Света опять не нашлась что ответить. В эту секунду у нее что-то защемило в груди, и она вспомнила, что подумал Маленький принц, когда впервые увидел фонарщика: «Может быть, этот человек и нелеп. Но он не так нелеп, как король, честолюбец, делец и пьяница. В его работе все-таки есть смысл. Когда он зажигает свой фонарь – как будто рождается еще одна звезда или цветок. А когда он гасит фонарь – как будто звезда или цветок засыпают. Прекрасное занятие. Это по-настоящему полезно, потому что красиво».
В своей трогательной верности Глеб был похож на фонарщика.
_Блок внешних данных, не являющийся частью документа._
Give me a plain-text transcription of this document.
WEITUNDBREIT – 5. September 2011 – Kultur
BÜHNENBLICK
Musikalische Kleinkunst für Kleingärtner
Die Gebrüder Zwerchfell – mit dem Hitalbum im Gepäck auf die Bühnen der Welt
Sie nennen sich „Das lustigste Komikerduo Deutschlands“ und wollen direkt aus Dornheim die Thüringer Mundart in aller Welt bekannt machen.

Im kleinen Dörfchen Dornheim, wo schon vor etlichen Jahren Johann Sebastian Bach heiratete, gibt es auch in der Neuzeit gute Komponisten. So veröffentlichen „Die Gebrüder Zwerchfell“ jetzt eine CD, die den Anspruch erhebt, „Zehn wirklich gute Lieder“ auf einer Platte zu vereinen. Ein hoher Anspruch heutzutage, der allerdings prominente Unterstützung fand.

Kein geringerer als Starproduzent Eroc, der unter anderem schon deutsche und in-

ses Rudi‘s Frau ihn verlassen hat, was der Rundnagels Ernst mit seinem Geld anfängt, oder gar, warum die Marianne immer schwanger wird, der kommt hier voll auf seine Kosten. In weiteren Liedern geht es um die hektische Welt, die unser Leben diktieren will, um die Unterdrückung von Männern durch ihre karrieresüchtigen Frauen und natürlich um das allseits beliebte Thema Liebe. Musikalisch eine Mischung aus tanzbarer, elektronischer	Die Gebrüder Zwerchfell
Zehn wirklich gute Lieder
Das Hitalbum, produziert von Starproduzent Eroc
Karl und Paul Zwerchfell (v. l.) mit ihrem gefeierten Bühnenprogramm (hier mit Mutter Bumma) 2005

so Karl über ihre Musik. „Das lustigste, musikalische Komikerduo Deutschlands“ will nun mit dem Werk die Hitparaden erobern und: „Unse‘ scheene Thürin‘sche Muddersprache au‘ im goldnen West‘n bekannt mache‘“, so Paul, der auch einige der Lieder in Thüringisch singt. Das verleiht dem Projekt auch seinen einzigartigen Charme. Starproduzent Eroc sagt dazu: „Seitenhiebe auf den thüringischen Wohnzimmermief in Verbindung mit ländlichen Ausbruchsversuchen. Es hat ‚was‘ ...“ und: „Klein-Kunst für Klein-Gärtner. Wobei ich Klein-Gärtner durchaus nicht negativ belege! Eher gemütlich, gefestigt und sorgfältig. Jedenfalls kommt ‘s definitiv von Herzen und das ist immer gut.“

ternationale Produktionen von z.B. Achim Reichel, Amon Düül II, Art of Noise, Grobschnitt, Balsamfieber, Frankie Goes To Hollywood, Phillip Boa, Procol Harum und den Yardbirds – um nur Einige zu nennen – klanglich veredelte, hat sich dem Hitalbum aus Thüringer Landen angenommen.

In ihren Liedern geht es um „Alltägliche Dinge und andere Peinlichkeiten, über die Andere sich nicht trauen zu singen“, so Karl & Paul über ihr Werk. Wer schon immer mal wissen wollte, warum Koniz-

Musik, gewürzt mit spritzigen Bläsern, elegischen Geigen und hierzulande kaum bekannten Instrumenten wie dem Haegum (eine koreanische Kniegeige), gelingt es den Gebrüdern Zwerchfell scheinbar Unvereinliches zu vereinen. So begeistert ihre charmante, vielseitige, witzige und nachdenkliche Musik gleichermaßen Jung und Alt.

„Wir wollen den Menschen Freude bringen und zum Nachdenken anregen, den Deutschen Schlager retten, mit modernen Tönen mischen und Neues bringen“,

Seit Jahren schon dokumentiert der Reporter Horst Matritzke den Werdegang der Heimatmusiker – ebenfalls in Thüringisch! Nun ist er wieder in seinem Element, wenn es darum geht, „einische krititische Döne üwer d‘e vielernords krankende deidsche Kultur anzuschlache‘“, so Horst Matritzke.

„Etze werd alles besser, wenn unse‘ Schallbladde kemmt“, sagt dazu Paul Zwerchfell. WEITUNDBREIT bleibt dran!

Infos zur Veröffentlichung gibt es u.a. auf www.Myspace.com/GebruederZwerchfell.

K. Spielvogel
Только тот был верен своему долгу, а Глеб – матери. Особенно поразило девушку его признание про собранную сумку. Ей показалось вдруг, что в подвале стало на миг светлее, и свет этот исходил от измученного, исстрадавшегося, но все же не потерявшего веру Глеба. «Добрый день!» – так и захотелось ей сказать, но, смахнув рукавом ползущую по щеке слезинку, девушка и на этот раз промолчала.
– Знаешь, а твой голос и правда похож на мамин, – сказал Глеб. – Все это не случайно. Не может быть столько совпадений сразу. – Постепенно голос его приобретал жесткость и какую-то одержимость. Свете стало страшно. Чуть ли не впервые за все время заточения в этом подвале.
«Нет, от этого человека определенно можно ожидать чего угодно! – передернув плечами, подумала она. – А что, если в какой-то момент он решит, что я и есть его мать. Кто знает, как бы он себя повел, объявись она сейчас? Ведь помимо любви в его душе живет и дикая обида… И вообще, не зря же говорят, что от любви до ненависти один шаг! Так это у здоровых людей, что уж о больных говорить… Конечно, мне его безумно жаль… Так жаль, как не было жаль никогда и никого, но в то же время я кожей чувствую исходящую от него опасность. Только бы остаться живой!»